Circularity is a central part of the plan. Virgin Media O2 wants to give more devices a second life through repair, refurbishment, recycling, and resale as “like new” products. It aims to double the number of people buying refurbished devices from the company by 2030 and double the number of people recycling unwanted devices through O2 Recycle by the same year.

The company also said it will champion a device reuse culture in 30 cities by 2030, building on its partnership with Coventry City Council. The aim is to keep technology in use for longer, support digital inclusion, and reduce electronic waste.

Dana Haidan, chief sustainability officer at Virgin Media O2, said: “Our Green Transition Plan is a milestone in Virgin Media O2’s journey to become a more resilient, lower carbon business.

“It’s a long-term commitment backed with action across many interconnected areas where we’re working to reach net zero, give technology a second life, and build and operate climate-resilient networks.

“Embedding responsible business into every decision Virgin Media O2 makes is key, as we reduce our environmental impact, help protect the planet, and keep our customers connected.”

The plan is underpinned by 14 transition levers, including work with suppliers to cut carbon and waste from network and customer equipment, sourcing carbon-free energy, improving device energy efficiency, and continued network investment.

Virgin Media O2 also highlighted external dependencies, including the decarbonisation of the UK electricity grid and the development of a government-led national strategy to support commercial fleet electrification.

The plan shows how climate commitments are becoming part of infrastructure strategy rather than a separate sustainability exercise. Telecoms operators are exposed to energy demand, network equipment, customer devices, data traffic growth, field engineering fleets, supplier emissions, and physical climate risks such as heat, flooding, and storms.

Connectivity is becoming more energy-intensive as data use grows and networks move towards higher-capacity mobile and broadband infrastructure. Operators therefore need to reduce emissions while continuing to invest in service reliability, coverage, resilience, and digital capacity.

Climate resilience is a particularly demanding part of the plan. Net zero strategies have often focused on emissions trajectories, but telecoms networks also need to adapt to physical disruption. Extreme heat can affect equipment performance. Flooding can damage infrastructure. Severe weather can interrupt field operations and service continuity.

The circularity commitments reflect a wider shift in technology sustainability. Smartphones, tablets, routers, consoles, and network hardware carry embedded emissions and material demand. Extending product life, increasing refurbishment, and improving recycling can reduce waste and soften demand for critical materials.

The broader reporting environment is also becoming more granular. CDP’s recent addition of an ocean disclosure category showed how environmental disclosure is extending into more specific dependencies, impacts, supply chain engagement, targets, and board oversight. Virgin Media O2’s plan follows the same demand for clearer targets, defined levers, and closer links between sustainability and operating resilience.

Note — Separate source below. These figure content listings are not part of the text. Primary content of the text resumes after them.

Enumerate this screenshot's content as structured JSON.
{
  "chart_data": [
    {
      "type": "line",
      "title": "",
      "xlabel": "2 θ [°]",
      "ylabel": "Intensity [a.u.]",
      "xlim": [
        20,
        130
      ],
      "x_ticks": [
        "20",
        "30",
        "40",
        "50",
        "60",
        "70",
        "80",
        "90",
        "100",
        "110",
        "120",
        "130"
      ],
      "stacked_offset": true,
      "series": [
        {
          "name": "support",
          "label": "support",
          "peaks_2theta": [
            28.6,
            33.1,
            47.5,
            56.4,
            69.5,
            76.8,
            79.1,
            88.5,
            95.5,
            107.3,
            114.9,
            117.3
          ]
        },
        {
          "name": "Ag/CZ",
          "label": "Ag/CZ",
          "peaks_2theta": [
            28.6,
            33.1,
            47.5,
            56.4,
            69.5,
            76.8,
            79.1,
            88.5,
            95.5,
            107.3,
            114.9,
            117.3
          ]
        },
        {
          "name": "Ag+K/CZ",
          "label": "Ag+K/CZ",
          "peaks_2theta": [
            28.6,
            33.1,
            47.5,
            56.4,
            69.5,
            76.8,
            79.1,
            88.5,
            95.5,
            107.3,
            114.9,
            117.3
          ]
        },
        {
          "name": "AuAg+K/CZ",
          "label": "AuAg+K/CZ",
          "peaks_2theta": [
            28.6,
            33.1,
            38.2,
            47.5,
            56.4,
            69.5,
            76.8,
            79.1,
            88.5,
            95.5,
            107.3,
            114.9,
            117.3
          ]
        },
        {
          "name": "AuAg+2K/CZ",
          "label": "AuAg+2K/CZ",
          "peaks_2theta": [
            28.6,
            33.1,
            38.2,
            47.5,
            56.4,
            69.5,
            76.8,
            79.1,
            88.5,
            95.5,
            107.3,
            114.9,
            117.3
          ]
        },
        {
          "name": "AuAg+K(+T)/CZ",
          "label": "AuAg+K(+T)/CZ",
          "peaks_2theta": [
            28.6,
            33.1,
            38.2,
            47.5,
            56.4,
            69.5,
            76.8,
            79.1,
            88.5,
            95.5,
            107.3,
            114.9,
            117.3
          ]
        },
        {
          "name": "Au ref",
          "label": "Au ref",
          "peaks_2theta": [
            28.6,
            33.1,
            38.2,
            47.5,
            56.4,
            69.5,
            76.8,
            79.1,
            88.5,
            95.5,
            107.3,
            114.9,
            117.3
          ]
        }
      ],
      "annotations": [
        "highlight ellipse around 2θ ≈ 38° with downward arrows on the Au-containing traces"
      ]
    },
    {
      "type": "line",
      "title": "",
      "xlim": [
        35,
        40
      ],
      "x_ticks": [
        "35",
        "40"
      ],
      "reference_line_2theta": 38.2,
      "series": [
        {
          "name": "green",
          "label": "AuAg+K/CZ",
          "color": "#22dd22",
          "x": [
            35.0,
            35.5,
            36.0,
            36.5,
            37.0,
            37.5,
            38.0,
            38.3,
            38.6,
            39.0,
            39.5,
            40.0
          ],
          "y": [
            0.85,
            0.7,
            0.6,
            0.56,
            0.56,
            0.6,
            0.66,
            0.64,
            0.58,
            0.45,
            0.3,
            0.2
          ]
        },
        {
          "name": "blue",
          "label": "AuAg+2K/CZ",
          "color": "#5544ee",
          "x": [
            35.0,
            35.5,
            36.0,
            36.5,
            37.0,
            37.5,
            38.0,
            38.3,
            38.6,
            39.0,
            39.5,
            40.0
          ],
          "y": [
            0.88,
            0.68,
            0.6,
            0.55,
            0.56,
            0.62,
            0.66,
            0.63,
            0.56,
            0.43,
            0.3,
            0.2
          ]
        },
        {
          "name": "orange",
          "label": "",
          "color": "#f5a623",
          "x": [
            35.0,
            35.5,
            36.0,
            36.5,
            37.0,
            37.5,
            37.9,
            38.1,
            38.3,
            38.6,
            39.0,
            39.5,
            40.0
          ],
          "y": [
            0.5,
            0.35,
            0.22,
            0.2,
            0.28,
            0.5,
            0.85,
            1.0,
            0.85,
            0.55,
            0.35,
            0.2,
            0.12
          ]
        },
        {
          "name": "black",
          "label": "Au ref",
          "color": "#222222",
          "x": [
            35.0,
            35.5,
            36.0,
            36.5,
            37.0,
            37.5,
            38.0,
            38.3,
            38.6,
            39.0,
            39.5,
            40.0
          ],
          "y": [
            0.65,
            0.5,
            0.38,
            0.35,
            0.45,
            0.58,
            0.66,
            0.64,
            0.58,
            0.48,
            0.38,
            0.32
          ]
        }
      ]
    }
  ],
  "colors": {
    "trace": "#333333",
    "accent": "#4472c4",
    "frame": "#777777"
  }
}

The supplier dimension will be difficult. Scope 3 emissions are often the largest part of a telecoms company’s footprint, covering equipment manufacturing, logistics, customer devices, construction, maintenance, and downstream use. Cutting Scope 3 emissions by 50% by 2030 will depend on supplier engagement, procurement standards, product design, and better data.

There is also a commercial dimension to refurbished devices. Reuse and recycling can create lower-cost customer options, deepen retention, reduce supply exposure, and open additional revenue streams in a market where consumers remain sensitive to device and contract costs.

The plan will now be judged on delivery. Companies are more willing to publish transition plans, but investors, regulators, customers, and campaigners increasingly expect evidence of capital alignment, governance, interim progress, and measurable reductions. For a telecoms operator, the test is whether emissions reduction, device circularity, network investment, and resilience planning can advance together rather than compete for budget.

Virgin Media O2’s Green Transition Plan places sustainability inside the core infrastructure challenge facing the sector: keeping customers connected as networks carry more data, weather risk increases, and the environmental cost of technology becomes more visible.